Deploying OpenClaw(Moltbot/Clawdbot) on a VPS is a common approach when you want an always-on assistant that is reachable from anywhere. The basic process is similar to deploying any Node.js service: provision a Linux server, install system dependencies and Node.js, install OpenClaw(Moltbot/Clawdbot), configure environment variables, and run the service under a process manager so it restarts automatically. The specific VPS provider matters less than having full administrative access and stable networking.

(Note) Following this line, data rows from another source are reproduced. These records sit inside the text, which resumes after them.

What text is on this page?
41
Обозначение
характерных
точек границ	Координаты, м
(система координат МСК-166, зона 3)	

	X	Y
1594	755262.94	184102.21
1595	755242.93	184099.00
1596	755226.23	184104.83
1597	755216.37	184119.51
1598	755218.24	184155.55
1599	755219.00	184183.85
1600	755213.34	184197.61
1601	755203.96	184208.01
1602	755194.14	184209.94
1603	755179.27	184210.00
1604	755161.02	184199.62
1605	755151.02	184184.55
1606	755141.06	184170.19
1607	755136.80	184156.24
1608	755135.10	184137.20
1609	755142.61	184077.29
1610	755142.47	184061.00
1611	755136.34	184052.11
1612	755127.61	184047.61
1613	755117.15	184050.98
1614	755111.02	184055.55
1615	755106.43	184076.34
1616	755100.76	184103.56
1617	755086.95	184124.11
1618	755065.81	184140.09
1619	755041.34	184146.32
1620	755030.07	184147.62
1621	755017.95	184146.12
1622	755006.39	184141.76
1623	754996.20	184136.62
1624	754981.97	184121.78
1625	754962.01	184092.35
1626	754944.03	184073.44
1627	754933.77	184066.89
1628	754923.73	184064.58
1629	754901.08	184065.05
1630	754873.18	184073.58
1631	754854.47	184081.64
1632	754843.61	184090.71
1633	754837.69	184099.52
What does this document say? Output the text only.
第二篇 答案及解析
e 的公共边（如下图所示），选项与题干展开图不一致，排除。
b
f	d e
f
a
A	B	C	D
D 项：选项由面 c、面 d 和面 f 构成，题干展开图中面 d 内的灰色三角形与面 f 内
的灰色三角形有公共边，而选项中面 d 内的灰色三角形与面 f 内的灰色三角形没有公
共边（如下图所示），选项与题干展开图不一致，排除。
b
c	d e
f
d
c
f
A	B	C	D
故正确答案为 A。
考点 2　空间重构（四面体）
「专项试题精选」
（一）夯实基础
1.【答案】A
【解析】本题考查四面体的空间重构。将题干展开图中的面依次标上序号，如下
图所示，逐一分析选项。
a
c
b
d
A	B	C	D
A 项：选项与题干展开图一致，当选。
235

On a VPS, OpenClaw(Moltbot/Clawdbot) is usually configured to run as a background service. Developers often add firewall rules to limit inbound access and allow only necessary outbound connections to messaging platforms and model providers. Logging and monitoring are also more important in this environment, because failures may go unnoticed without a console attached. The benefit of a VPS deployment is reliability: the agent can handle heartbeat tasks, scheduled checks, and asynchronous workflows continuously, without depending on a personal machine being online.
VPS deployments pair well with externalized storage. Instead of keeping embeddings and memory on the VPS disk, many teams use a vector database such as Milvus or managed Zilliz Cloud. This makes the VPS effectively disposable: you can redeploy OpenClaw(Moltbot/Clawdbot) on a new server, restore configuration, and reconnect to the same memory backend without rebuilding indexes. For developers, this separation of compute and state is one of the cleanest ways to run OpenClaw(Moltbot/Clawdbot) in a production-like environment.